- Obverse (left), reverse (right) and ribbon (bottom) of medal
- Type: Campaign Medal
- Awarded for: Service
- Description: Circular nickel silver medal
- Presented by: Australia
- Eligibility: INTERFET contributing countries personnel in East Timor
- Established: 25 March 2000
- Total: 8,696 to Australians 6,356 to Foreigners

Order of Wear
- Next (higher): Australian Active Service Medal
- Next (lower): Afghanistan Medal
- Related: Australian Active Service Medal

= International Force East Timor Medal =

The International Force East Timor (INTERFET) Medal recognises members of the Australian Defence Force who served for 30 days (or 30 sorties) in East Timor during the INTERFET campaign (16 September 1999 – 10 April 2000). The qualifying area comprises East Timor and the sea adjacent to East Timor out to a distance of 12 nmi from the low water mark.

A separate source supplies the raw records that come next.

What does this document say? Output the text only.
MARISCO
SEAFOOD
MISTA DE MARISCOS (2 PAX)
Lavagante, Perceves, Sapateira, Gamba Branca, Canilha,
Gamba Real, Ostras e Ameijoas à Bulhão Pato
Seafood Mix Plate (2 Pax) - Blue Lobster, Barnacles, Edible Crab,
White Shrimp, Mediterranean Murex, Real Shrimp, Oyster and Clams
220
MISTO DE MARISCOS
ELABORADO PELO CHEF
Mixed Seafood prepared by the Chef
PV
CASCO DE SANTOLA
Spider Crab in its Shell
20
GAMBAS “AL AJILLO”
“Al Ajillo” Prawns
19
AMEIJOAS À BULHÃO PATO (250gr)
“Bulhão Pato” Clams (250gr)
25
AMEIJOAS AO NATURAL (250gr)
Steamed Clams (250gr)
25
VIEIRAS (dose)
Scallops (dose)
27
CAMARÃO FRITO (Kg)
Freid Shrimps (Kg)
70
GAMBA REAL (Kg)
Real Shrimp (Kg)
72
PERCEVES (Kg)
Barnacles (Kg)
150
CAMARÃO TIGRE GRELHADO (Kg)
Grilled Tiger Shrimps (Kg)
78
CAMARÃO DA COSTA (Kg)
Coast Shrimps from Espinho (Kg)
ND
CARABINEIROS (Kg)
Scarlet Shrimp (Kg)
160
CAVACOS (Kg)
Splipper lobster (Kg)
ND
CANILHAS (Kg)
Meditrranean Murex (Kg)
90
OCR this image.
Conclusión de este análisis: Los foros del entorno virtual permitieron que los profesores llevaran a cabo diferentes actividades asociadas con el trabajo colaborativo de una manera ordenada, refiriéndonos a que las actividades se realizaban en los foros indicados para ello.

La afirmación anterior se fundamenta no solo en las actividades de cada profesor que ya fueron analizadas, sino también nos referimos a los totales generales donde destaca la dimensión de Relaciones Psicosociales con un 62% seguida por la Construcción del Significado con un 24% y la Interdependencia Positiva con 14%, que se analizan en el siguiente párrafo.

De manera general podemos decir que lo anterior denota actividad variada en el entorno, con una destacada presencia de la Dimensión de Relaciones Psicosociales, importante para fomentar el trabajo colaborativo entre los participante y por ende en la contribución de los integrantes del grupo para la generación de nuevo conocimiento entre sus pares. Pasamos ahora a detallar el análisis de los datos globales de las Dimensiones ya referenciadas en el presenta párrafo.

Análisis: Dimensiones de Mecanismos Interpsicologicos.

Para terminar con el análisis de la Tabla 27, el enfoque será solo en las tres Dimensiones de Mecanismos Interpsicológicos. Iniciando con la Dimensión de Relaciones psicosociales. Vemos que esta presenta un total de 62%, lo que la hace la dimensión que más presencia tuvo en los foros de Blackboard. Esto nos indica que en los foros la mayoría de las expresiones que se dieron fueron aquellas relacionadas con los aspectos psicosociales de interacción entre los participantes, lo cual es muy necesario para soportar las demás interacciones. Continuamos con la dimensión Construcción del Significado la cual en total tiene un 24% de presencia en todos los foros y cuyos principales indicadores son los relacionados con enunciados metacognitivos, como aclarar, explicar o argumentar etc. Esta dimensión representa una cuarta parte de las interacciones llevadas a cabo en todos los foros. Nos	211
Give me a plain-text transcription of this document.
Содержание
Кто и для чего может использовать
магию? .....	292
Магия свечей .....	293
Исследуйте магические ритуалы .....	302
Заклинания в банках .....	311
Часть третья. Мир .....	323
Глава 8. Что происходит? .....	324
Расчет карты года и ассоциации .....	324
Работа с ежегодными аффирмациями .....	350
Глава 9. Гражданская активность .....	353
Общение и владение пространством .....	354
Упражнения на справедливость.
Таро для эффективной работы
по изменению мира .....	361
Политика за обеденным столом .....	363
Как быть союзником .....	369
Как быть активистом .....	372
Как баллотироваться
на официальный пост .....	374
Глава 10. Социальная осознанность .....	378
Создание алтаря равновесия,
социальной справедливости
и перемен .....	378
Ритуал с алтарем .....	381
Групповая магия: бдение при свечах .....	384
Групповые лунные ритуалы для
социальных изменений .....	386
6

Australian Defence Force personnel are also recognised by the 'East Timor' clasp to the Australian Active Service Medal. Australia has also offered this medal to the other 16 nations who participated in the INTERFET operation.

==Description==
- The nickel silver medal is surmounted by a connector piece, which features a raised Federation Star.
- The obverse depicts the outline of a dove holding an olive branch, as a symbol of peace. This outline is raised in polished white silver and is superimposed on a textured map of East Timor and Territories. 'INTERNATIONAL FORCE EAST TIMOR' is inscribed on the inside of the medal rim.
- The medal reverse features the wording 'TOGETHER AS ONE FOR PEACE IN EAST TIMOR'.
- The 32 millimetre-wide has a central red stripe, flanked by stripes of green, white and pale blue. The white, green and blue stripes represent the Navy, Army and Air Force, with dual representation of white for peace, blue for the sea surrounding East Timor and green for the regrowth of a new nation. The central red stripe represents the turbulent past of East Timor.